Sun Pharma results for the September quarter failed to cheer investors with net profits at Rs 319.64 crore declining 46 per cent over the same quarter last year. The stock, after dipping to Rs 690 levels post declaration of results, closed at Rs 696.15 on Thursday. The decline in net profit was on account of a Rs 584 crore provision made towards Protonix infringement case, but for this profit would actually have grown by 51.16 per cent year-on-year.
More than the results, market will be looking at the announcement the company made post closing of trading hours. Sun Pharma announced an acquisition of DUSA Pharmaceuticals Inc for a consideration of around $230 million (about Rs 1,250 crore).
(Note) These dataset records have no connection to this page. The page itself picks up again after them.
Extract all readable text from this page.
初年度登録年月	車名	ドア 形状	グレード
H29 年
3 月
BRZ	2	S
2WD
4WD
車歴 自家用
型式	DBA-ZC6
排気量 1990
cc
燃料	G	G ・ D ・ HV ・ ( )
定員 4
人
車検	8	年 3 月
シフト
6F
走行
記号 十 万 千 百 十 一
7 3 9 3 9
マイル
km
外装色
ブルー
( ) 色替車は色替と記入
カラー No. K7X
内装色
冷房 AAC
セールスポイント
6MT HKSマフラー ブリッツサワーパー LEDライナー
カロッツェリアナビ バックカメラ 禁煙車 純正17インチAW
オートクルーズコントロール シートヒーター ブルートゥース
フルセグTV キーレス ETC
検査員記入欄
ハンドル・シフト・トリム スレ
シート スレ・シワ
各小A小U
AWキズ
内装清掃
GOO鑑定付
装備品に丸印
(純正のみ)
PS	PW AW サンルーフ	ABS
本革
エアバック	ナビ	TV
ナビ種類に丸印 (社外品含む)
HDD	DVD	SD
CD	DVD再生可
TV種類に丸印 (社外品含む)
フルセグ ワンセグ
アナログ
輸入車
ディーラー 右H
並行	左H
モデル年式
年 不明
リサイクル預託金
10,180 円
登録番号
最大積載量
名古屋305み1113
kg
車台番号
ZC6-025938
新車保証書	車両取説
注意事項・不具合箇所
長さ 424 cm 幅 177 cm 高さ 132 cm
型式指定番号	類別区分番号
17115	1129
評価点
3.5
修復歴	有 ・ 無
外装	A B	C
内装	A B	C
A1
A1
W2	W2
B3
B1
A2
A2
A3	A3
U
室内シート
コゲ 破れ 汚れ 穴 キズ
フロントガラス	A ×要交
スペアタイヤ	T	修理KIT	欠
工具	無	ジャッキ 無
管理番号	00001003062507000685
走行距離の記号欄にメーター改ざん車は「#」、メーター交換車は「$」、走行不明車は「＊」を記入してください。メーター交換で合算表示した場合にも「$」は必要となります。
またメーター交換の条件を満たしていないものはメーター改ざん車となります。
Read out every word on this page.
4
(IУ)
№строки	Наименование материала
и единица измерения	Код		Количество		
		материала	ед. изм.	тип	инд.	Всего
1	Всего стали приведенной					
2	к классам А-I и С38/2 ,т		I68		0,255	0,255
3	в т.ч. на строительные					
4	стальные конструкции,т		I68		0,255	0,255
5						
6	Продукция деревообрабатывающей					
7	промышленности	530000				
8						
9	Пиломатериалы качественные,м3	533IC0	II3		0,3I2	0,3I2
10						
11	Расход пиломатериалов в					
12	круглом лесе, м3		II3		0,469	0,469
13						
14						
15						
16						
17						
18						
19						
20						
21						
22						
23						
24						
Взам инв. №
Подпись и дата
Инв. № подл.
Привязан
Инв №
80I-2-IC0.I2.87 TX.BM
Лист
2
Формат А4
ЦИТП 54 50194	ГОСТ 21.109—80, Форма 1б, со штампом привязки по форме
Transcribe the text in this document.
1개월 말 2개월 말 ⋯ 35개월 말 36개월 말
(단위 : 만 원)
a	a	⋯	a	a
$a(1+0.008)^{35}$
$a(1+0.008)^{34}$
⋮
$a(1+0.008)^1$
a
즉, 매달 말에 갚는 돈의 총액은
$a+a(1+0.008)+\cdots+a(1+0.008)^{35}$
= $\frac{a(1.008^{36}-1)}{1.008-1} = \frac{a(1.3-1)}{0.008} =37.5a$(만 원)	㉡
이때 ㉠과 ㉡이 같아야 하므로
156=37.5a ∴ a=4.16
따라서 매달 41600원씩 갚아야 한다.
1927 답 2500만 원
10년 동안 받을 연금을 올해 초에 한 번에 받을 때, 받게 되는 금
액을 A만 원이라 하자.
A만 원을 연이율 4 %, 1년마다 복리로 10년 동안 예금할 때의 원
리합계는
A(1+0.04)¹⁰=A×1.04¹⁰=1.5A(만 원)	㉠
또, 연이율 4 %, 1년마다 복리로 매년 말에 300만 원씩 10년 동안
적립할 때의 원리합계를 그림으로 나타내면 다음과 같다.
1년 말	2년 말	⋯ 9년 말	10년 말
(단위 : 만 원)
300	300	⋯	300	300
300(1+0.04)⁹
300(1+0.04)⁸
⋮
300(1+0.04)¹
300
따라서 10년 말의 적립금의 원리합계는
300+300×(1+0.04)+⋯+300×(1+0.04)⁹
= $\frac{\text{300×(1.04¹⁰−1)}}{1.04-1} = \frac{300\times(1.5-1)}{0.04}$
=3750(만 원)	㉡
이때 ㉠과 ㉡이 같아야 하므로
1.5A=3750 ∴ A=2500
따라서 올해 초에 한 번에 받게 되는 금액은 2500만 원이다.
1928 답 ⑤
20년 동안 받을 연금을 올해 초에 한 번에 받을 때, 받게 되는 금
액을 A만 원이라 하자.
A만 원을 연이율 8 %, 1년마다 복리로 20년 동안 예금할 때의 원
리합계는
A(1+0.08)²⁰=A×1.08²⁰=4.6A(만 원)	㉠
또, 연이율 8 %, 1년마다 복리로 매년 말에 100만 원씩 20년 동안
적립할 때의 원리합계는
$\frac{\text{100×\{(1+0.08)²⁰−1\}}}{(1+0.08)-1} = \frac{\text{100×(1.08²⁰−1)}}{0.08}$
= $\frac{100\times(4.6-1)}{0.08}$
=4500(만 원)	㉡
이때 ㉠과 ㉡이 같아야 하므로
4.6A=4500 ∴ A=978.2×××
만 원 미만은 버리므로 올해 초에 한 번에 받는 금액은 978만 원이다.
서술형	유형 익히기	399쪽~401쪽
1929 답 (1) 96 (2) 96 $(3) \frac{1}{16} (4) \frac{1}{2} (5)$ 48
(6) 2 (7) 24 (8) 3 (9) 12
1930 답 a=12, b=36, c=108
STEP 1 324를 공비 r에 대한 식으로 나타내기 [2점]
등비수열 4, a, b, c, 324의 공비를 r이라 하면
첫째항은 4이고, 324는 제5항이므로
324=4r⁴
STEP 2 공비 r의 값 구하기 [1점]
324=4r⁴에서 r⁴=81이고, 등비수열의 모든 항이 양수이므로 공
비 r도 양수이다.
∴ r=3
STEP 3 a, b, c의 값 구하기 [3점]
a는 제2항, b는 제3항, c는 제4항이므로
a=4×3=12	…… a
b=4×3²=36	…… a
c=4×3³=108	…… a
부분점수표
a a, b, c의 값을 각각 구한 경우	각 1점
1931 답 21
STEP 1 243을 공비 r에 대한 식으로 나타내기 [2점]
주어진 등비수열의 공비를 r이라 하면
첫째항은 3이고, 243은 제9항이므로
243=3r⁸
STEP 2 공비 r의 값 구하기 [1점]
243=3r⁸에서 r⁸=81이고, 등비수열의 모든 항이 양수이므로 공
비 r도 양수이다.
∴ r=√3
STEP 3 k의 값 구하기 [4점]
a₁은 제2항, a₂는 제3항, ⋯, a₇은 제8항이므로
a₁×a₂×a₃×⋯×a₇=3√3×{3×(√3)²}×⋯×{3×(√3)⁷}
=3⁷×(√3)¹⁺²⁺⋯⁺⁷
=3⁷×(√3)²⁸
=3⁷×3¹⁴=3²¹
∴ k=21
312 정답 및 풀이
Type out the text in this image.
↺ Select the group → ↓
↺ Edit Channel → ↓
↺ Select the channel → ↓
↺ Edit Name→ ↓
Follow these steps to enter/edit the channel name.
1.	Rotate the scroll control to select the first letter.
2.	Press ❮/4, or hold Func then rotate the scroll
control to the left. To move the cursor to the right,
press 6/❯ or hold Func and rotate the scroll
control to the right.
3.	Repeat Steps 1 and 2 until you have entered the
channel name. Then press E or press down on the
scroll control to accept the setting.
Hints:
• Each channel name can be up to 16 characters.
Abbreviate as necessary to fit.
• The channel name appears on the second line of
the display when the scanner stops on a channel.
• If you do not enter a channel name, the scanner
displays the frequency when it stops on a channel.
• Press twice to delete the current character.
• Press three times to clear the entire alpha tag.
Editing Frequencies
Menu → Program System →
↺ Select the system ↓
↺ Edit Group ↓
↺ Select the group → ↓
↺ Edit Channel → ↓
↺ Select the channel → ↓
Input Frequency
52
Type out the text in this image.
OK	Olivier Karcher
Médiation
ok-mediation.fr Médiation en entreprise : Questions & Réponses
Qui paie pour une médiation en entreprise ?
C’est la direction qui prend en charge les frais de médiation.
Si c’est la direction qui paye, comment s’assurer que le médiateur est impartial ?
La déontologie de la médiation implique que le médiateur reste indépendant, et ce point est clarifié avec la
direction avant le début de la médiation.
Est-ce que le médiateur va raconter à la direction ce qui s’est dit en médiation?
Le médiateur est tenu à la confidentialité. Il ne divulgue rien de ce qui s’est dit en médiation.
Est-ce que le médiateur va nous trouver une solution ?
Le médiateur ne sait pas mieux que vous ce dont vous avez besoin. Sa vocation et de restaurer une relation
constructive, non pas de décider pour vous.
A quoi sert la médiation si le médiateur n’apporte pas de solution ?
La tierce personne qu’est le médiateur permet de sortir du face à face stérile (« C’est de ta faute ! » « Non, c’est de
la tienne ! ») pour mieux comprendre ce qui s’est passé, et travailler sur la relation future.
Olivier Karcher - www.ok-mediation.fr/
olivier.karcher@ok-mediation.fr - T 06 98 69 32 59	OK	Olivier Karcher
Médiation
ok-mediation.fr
The NASDAQ-listed company has a range of products in the dermatology segment. It has products for treatment of non-hyperkeratotic actinic keratoses or AKs of the face or scalp, and its BLU-U® treatment has been approved by FDA for the treatment of moderate inflammatory acne vulgaris and general dermatological conditions. “DUSA’s business brings us an entry into dermatological treatment devices, where we see good growth opportunities” said Dilip Shanghvi, managing director at Sun Pharma.
Deepak Malik at Emkay Global said that with this acquisition Sun seems to be consolidating its Dermatology basket in the US as Taro too has a strong dermatology range.
As for its results, the company posted sales of Rs 2,657 crore, a growth of 40 per cent over last year. Sequentially however, the numbers seem to be flat on account of lower sales growth from Taro, due to its high base, says Monica Joshi of Avendus Securities.
On the operating parameters, the company posted an Ebitda of 44.11 per cent, a growth of 267 basis points, which was on account of Taro which enjoyed an operating margin of 51 per cent, and supply of Lipidox used for cancer treatment to the US. Sun had been shortlisted by USFDA to supply the drug (Lipidox) for some time given the shortage due to manufacturing issues with Johnson & Johnson (J&J). Contribution of this product is expected to taper following resumption of supplies by J&J.
Sun Pharma’s sales got a boost from US finished dosage sales which grew by 66 per cent in rupee terms to Rs 1,330 crore from Rs 7,99 crore. This division now accounts for 49 per cent of the total sales as compared to 41 per cent last year.
Branded generic sales in India at Rs 810 crore during the September quarter marked a 15 per cent increase over September 2011 quarter. Domestic sales are likely to see stronger growth in the second half of FY13 as the first quarter posted a negative growth which resulted in first half posting a modest four per cent growth.
Excluding Taro sales the Sun’s US revenues increased strong 34 per cent in dollar terms. Contribution from Taro is expected to taper off due to high base affect. Profitability in the near term will remain strong due to price hikes taken in some products.
Hitesh Mahada at Fortune Capital says that the company in the near term will be able sustain price hikes for the products in absence of any fresh filings. But, with competition coming in margins can come under pressure, going ahead.
Though contribution from Taro will be affected, Sun Pharma will be getting a boost from DUSA acquisition and resolution of cGMP issues related to Caraco Pharma. The company has a strong product pipeline which can be demonstrated from 136 pending ANDAs, including 17 tentative approvals. ANDAs for three products received approvals in the second quarter.